Dossier

Préserver la santé des sols forestiers

La qualité des sols est tout aussi importante que la végétation dans la capacité des forêts à stocker le carbone atmosphérique et à maintenir la biodiversité, ainsi que dans leur résilience. Le point avec Antoine Pierart, ingénieur Sols et prospective à l’ADEME et Françoise Alric, directrice adjointe de la Fédération nationale des communes forestières (FNCoFor).


À quels risques sont exposés les sols forestiers ?
Antoine Pierart 

Le changement climatique et les pratiques de gestion et d’exploitation inadaptées (coupes mettant les sols à nu sur de grandes surfaces, etc.) menacent la qualité des sols, avec des répercussions sur tout l’écosystème forestier. Les sols sont le socle de la croissance et de la vitalité de la végétation. Ils abritent une grande variété d’animaux et de micro-organismes qui, en se nourrissant de bois en décomposition, participent au stockage du carbone et à la fertilité de la terre.

Que faire pour préserver les sols ?
A.P. 

L’ADEME a été désignée par les ministères en charge de l’Écologie et de l’Agriculture pour coordonner la rédaction d’un plan d’action national dédié à la protection des sols forestiers.
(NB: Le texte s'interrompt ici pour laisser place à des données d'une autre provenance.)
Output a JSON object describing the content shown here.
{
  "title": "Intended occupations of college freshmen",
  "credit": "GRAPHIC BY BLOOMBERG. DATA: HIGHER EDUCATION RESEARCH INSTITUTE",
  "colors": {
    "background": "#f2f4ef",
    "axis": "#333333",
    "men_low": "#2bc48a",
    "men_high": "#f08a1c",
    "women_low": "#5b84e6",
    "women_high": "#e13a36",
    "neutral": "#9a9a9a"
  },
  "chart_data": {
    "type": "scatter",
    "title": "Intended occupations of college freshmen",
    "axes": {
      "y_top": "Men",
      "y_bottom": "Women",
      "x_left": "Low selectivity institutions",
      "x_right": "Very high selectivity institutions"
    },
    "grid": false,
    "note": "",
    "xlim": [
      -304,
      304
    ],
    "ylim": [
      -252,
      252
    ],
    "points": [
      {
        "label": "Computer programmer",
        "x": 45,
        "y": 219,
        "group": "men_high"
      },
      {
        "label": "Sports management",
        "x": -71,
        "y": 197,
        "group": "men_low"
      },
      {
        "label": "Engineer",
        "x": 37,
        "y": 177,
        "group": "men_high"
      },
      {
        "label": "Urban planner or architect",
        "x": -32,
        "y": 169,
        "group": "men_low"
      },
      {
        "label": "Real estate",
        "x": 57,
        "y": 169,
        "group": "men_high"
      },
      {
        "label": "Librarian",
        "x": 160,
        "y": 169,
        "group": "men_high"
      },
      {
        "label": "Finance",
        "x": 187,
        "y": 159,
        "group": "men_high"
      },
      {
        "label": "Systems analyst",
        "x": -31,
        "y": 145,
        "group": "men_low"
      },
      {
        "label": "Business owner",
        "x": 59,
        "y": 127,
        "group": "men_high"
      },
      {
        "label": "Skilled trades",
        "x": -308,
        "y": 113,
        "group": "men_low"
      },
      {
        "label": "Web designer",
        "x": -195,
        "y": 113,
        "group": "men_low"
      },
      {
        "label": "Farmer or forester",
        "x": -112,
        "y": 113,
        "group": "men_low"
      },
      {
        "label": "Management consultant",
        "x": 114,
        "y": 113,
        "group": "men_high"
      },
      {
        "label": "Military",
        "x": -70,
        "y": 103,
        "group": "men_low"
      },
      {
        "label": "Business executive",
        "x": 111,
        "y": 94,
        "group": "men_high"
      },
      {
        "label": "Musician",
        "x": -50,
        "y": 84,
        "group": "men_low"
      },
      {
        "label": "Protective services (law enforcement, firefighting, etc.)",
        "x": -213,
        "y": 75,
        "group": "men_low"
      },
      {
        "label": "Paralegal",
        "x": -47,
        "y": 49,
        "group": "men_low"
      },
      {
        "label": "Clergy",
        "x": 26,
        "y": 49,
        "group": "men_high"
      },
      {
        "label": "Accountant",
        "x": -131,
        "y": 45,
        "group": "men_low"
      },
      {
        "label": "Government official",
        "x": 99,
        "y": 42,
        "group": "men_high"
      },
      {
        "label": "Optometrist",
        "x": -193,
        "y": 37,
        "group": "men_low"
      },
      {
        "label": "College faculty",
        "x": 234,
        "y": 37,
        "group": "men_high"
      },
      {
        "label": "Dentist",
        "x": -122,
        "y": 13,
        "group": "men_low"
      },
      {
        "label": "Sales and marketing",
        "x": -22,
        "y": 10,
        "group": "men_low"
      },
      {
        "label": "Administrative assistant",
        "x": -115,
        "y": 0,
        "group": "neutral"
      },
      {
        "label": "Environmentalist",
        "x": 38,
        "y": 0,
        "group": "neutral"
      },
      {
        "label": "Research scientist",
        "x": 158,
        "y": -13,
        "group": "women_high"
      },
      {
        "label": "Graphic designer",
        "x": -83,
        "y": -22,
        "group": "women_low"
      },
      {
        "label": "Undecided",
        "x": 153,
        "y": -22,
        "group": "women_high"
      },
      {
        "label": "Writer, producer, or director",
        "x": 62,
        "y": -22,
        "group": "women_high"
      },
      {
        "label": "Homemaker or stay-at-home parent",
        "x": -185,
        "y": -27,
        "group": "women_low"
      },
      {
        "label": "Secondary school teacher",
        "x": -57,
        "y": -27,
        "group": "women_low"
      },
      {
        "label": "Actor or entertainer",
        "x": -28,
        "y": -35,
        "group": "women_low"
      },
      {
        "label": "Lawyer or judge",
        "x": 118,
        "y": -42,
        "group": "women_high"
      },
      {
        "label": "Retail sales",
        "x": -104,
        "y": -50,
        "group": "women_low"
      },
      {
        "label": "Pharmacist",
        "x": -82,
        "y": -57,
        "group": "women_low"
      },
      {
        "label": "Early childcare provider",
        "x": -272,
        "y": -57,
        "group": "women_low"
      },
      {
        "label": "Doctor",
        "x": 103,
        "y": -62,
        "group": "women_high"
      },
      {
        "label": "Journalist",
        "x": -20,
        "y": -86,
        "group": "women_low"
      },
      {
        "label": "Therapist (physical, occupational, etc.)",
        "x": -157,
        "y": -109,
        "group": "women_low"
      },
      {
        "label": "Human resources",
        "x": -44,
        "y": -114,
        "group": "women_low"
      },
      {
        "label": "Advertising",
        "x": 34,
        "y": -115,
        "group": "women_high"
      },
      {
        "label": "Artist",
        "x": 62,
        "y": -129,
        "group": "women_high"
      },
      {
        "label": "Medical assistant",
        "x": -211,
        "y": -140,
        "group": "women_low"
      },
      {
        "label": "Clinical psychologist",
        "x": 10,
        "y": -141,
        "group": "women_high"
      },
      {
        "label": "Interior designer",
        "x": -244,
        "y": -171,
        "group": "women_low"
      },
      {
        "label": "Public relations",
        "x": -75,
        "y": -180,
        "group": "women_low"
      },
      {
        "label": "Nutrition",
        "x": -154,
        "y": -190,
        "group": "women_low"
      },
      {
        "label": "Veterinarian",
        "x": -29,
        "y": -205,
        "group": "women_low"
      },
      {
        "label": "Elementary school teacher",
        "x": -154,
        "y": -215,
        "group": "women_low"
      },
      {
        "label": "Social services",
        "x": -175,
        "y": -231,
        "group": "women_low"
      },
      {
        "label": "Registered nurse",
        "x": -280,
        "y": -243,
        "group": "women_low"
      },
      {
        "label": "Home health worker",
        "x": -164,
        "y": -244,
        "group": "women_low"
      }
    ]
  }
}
À cette fin, nous avons organisé des ateliers avec toutes les parties prenantes (représentants des gestionnaires et exploitants forestiers, monde académique, associations environnementales, etc.). Plusieurs freins ont été identifiés, notamment un manque d’information, de sensibilisation et de formation des professionnels de terrain, et la nécessité de développer de nouveaux outils (de diagnostic et suivi des sols, par exemple) et des incitations économiques (pour l’adoption de techniques et/ou engins plus adaptés, etc.). Enfin, l’amélioration des connaissances sur l’impact des pratiques sylvicoles a été soulignée. Ce plan devrait être finalisé pour l’été.

Pourquoi prendre soin des sols forestiers ?
Françoise Alric

Les sols abritent une grande biodiversité et stockent d’importantes quantités de carbone. Cela ne signifie pas qu’il ne faut pas exploiter les forêts : leur gestion durable passe par des coupes de bois et des élagages respectant des bonnes pratiques. Dans les forêts publiques, c’est l’Office national des forêts (ONF) qui gère cela.

Que peuvent faire les communes propriétaires de forêts ?
F.A.

Elles travaillent avec l’ONF à la gestion durable de leurs forêts. Ce sont elles aussi qui valident les investissements nécessaires à l’exploitation du bois et aux travaux sylvicoles. Elles peuvent donc favoriser l’achat d’équipements moins impactants pour les sols, comme les y incite à le faire l’ADEME via ses nouveaux appels à projets. Les engins actuels permettent déjà de prélever plus de bois sans beaucoup se déplacer. L’enjeu, maintenant, est de réduire leur pression sur le sol.

Il y a aussi un enjeu de prévention des risques…
F.A. 

Tout à fait. Au-delà du rôle que jouent les forêts dans l’atténuation du changement climatique, la protection de la biodiversité et l’attractivité touristique d’un territoire, elles aident à prévenir les dégâts de certaines catastrophes naturelles. Les coupes d’arbres qui ne sont pas pratiquées dans le cadre d’une gestion durable augmentent le risque d’érosion et d’imperméabilité, donc de coulées de boue ou de glissements de terrain en cas de fortes précipitations.